By enabling monitoring and diagnostics for your virtual machines, you can proactively monitor the health and performance of your VMs and quickly identify and resolve potential issues. Additionally, you can use the collected data to generate reports, visualize trends, and perform analysis to gain deeper insights into the performance of your VMs.
- Implement security best practices: To secure your virtual machines, you can use Azure Security Center to implement security best practices and monitor for potential threats. You can also use Azure Active Directory to control access to VMs and secure your identity management. For example, you can use Azure Security Center to assess the security of your VMs, and implement security recommendations such as enabling network security group (NSG) rules to restrict inbound and outbound traffic.
Suppose you have a VM that you want to connect to other resources in your Azure environment. You can use a managed virtual network to provide a secure and scalable networking solution for your VM.
For example, you can follow these steps to create a managed virtual network in Azure:
- In the Azure portal, go to the “Virtual network” section and click on “Add”.
- Give the virtual network a name, select the appropriate subscription and resource group, and specify the address space.
- Create one or more subnets within the virtual network, and specify the subnet address range and subnet name.
- Associate the virtual network with a network security group (NSG) to control inbound and outbound traffic.
- Create a network interface for your VM and associate it with the virtual network and subnet you created.
By using a managed virtual network, you can create a secure and isolated network environment for your VM and connect it to other resources in your Azure environment.
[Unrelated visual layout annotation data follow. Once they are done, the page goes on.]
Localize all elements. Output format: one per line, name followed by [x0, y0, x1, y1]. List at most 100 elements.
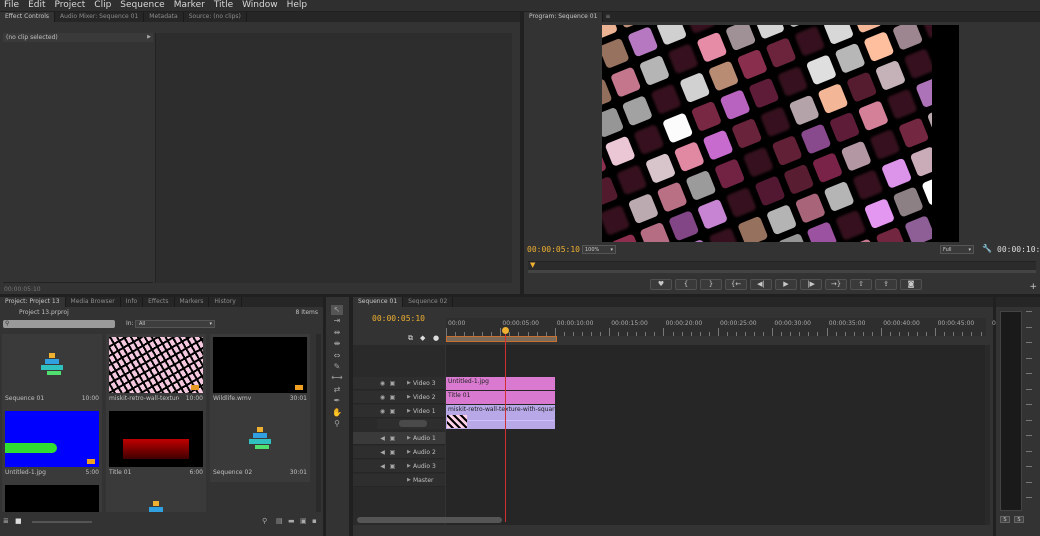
- tab-source-no-clips[interactable]: Source: (no clips): [184, 12, 247, 22]
- tab-media-browser[interactable]: Media Browser: [66, 297, 121, 307]
- track-header[interactable]: ◀ ▣ ▶ Audio 1: [353, 432, 445, 445]
- playhead-handle[interactable]: [502, 327, 509, 334]
- step-back-button[interactable]: ◀|: [750, 279, 772, 290]
- lock-icon[interactable]: ▣: [389, 408, 396, 415]
- menu-marker[interactable]: Marker: [174, 0, 205, 11]
- zoom-select[interactable]: 100% ▾: [582, 245, 616, 254]
- expand-track-icon[interactable]: ▶: [407, 405, 411, 418]
- solo-right-button[interactable]: S: [1014, 516, 1024, 523]
- tab-history[interactable]: History: [209, 297, 242, 307]
- lock-icon[interactable]: ▣: [389, 394, 396, 401]
- expand-track-icon[interactable]: ▶: [407, 446, 411, 459]
- tab-program[interactable]: Program: Sequence 01: [524, 12, 604, 22]
- track-header[interactable]: ◀ ▣ ▶ Audio 2: [353, 446, 445, 459]
- rate-stretch-tool-icon[interactable]: ⇔: [331, 351, 343, 361]
- eye-icon[interactable]: ◉: [379, 380, 386, 387]
- snap-icon[interactable]: ⧉: [408, 334, 413, 343]
- project-item[interactable]: miskit-retro-wall-texture-... 10:00: [106, 334, 206, 408]
- marker-icon[interactable]: ◆: [420, 334, 425, 342]
- lift-button[interactable]: ⇧: [850, 279, 872, 290]
- keyframe-nav[interactable]: [399, 420, 427, 427]
- solo-left-button[interactable]: S: [1000, 516, 1010, 523]
- timeline-hscroll[interactable]: [357, 517, 502, 523]
- extract-button[interactable]: ⇪: [875, 279, 897, 290]
- tab-audio-mixer-sequence-01[interactable]: Audio Mixer: Sequence 01: [55, 12, 145, 22]
- clip-opacity-line[interactable]: [468, 420, 554, 421]
- track-vscroll[interactable]: [985, 345, 990, 525]
- tab-markers[interactable]: Markers: [175, 297, 210, 307]
- ripple-edit-tool-icon[interactable]: ⇹: [331, 328, 343, 338]
- zoom-slider[interactable]: [32, 521, 92, 523]
- marker-button[interactable]: ♥: [650, 279, 672, 290]
- trash-icon[interactable]: ▪: [312, 517, 317, 525]
- playhead-line[interactable]: [505, 332, 506, 522]
- go-to-in-button[interactable]: {←: [725, 279, 747, 290]
- find-icon[interactable]: ▤: [276, 517, 283, 525]
- tab-effect-controls[interactable]: Effect Controls: [0, 12, 55, 22]
- lock-icon[interactable]: ▣: [389, 463, 396, 470]
- search-input[interactable]: ⚲: [3, 320, 115, 328]
- new-item-icon[interactable]: ▣: [300, 517, 307, 525]
- eye-icon[interactable]: ◉: [379, 408, 386, 415]
- menu-window[interactable]: Window: [242, 0, 278, 11]
- hand-tool-icon[interactable]: ✋: [331, 408, 343, 418]
- mark-out-button[interactable]: }: [700, 279, 722, 290]
- export-frame-button[interactable]: ◙: [900, 279, 922, 290]
- expand-track-icon[interactable]: ▶: [407, 432, 411, 445]
- step-forward-button[interactable]: |▶: [800, 279, 822, 290]
- automate-icon[interactable]: ⚲: [262, 517, 267, 525]
- zoom-tool-icon[interactable]: ⚲: [331, 419, 343, 429]
- tab-sequence-02[interactable]: Sequence 02: [403, 297, 454, 307]
- tab-metadata[interactable]: Metadata: [144, 12, 184, 22]
- list-view-icon[interactable]: ≣: [3, 517, 9, 525]
- link-icon[interactable]: ●: [433, 334, 439, 342]
- speaker-icon[interactable]: ◀: [379, 435, 386, 442]
- expand-track-icon[interactable]: ▶: [407, 377, 411, 390]
- track-header[interactable]: ◉ ▣ ▶ Video 2: [353, 391, 445, 404]
- slip-tool-icon[interactable]: ⟷: [331, 373, 343, 383]
- new-bin-icon[interactable]: ▬: [288, 517, 295, 525]
- lock-icon[interactable]: ▣: [389, 380, 396, 387]
- effect-scrollbar[interactable]: [3, 33, 153, 283]
- timeline-ruler[interactable]: 00:00 00:00:05:00 00:00:10:00 00:00:15:00 00…: [446, 318, 1005, 336]
- expand-track-icon[interactable]: ▶: [407, 460, 411, 473]
- track-header[interactable]: ◉ ▣ ▶ Video 3: [353, 377, 445, 390]
- project-item[interactable]: Sequence 02 30:01: [210, 408, 310, 482]
- pen-tool-icon[interactable]: ✒: [331, 396, 343, 406]
- play-button[interactable]: ▶: [775, 279, 797, 290]
- project-item[interactable]: [106, 482, 206, 512]
- in-select[interactable]: All ▾: [135, 320, 215, 328]
- project-item[interactable]: [2, 482, 102, 512]
- add-button-icon[interactable]: +: [1029, 282, 1037, 292]
- icon-view-icon[interactable]: ■: [15, 517, 22, 525]
- program-timecode[interactable]: 00:00:05:10: [527, 245, 580, 254]
- speaker-icon[interactable]: ◀: [379, 463, 386, 470]
- track-header[interactable]: ◉ ▣ ▶ Video 1: [353, 405, 445, 418]
- menu-title[interactable]: Title: [214, 0, 233, 11]
- expand-track-icon[interactable]: ▶: [407, 474, 411, 487]
- tab-sequence-01[interactable]: Sequence 01: [353, 297, 404, 307]
- clip-retro-wall[interactable]: miskit-retro-wall-texture-with-square-f: [446, 405, 555, 429]
- expand-track-icon[interactable]: ▶: [407, 391, 411, 404]
- project-item[interactable]: Wildlife.wmv 30:01: [210, 334, 310, 408]
- project-scrollbar[interactable]: [316, 334, 321, 512]
- eye-icon[interactable]: ◉: [379, 394, 386, 401]
- project-item[interactable]: Title 01 6:00: [106, 408, 206, 482]
- menu-file[interactable]: File: [4, 0, 19, 11]
- menu-help[interactable]: Help: [287, 0, 308, 11]
- project-item[interactable]: Sequence 01 10:00: [2, 334, 102, 408]
- lock-icon[interactable]: ▣: [389, 449, 396, 456]
- project-item[interactable]: Untitled-1.jpg 5:00: [2, 408, 102, 482]
- tab-project-project-13[interactable]: Project: Project 13: [0, 297, 66, 307]
- panel-menu-icon[interactable]: ≡: [605, 12, 610, 22]
- work-area-bar[interactable]: [446, 336, 557, 342]
- playhead-marker-icon[interactable]: ▼: [530, 261, 535, 269]
- menu-project[interactable]: Project: [55, 0, 86, 11]
- rolling-edit-tool-icon[interactable]: ⇼: [331, 339, 343, 349]
- timeline-timecode[interactable]: 00:00:05:10: [372, 314, 425, 323]
- selection-tool-icon[interactable]: ↖: [331, 305, 343, 315]
- tab-effects[interactable]: Effects: [143, 297, 175, 307]
- menu-clip[interactable]: Clip: [94, 0, 111, 11]
- slide-tool-icon[interactable]: ⇄: [331, 385, 343, 395]
- mark-in-button[interactable]: {: [675, 279, 697, 290]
Additionally, you can use the virtual network to control and manage network traffic and implement advanced networking scenarios such as load balancing, VPN connectivity, and more.
- Keep virtual machines up to date: Regularly updating your VMs with the latest security patches and software updates helps ensure that they are protected against potential threats and vulnerabilities. You can use Azure Update Management to automate the update process and keep your VMs up to date. For example, you can schedule regular updates for your VMs to ensure they always have the latest security patches and software updates installed.